(MENAFN - The Peninsula) Qatar's gas-to-liquids Barzan plant could help push the country's growth above 7 percent by 2015. Public investments are expected to keep growth at 6-7 percent over the medium term, with non-hydrocarbon growth remaining about 10 percent, IMF said in its Qatar Country Report yesterday.
On the country's macro economic outlook and risks, it said Qatar's GDP growth could stay around 6 percent in 2014 as the pickup in public investments is offset by a modest decline in hydrocarbon output.
Inflation is projected to stay at 3 to 4 percent - a modest increase from recent years due to accelerating capital expenditures. The anticipated gradual decline in commodity prices, including for food, should reduce price pressures from strong economic activity in the context of the exchange rate peg. Fiscal and external balances are projected to taper down significantly over time due to flat LNG production, falling crude oil output from mature fields, expected lower hydrocarbon prices, and growing nominal expenditures. The public debt ratio is expected to fall, but the headline budget balance could - according to IMF staff projections - turn into deficit by 2019, while the current account surplus could drop to 6.5 percent of GDP.
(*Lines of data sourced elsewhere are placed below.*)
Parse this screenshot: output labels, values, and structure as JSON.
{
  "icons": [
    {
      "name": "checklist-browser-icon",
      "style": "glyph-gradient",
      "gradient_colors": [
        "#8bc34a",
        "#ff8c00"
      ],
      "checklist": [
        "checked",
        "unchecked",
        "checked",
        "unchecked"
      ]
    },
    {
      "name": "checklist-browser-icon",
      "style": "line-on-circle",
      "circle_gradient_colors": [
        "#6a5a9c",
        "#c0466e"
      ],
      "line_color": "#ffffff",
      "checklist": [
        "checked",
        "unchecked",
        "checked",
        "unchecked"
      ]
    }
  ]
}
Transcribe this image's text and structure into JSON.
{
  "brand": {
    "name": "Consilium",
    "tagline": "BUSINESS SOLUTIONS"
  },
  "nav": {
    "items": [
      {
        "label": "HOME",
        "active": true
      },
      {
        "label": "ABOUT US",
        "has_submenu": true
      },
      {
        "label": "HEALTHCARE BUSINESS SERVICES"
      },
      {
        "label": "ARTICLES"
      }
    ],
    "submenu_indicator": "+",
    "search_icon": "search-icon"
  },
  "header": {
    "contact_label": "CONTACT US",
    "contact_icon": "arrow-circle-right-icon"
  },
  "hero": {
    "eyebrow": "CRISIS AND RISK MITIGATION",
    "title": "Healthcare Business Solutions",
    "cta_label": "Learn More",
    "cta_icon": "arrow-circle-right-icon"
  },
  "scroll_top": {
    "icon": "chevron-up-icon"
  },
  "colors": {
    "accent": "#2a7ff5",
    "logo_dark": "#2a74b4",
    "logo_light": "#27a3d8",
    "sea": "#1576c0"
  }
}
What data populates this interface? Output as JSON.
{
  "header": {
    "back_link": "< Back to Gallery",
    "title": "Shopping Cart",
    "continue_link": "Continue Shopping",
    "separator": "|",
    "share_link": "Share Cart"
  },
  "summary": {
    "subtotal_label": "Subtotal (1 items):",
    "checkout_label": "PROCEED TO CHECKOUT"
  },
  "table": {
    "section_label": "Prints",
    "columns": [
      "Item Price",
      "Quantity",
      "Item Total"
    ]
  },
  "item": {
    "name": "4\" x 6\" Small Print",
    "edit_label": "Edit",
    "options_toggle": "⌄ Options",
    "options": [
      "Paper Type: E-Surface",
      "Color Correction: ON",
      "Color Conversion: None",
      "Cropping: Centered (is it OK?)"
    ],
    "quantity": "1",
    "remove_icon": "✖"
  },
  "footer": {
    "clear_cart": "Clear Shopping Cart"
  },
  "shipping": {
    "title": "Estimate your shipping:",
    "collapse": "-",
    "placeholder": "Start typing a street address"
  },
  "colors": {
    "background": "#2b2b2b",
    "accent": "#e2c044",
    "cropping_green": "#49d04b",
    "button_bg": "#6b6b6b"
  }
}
In the short-term, a global slowdown or financial turbulence could yet have adverse repercussions for Qatar. Generally, revenue losses from lower oil and natural gas exports would likely be the most significant spillover channel for Qatar. However, the financial channel could become important given Qatari banks' remaining wholesale funding exposures abroad, their Mena linkages, and external financing needs for the infrastructure programme.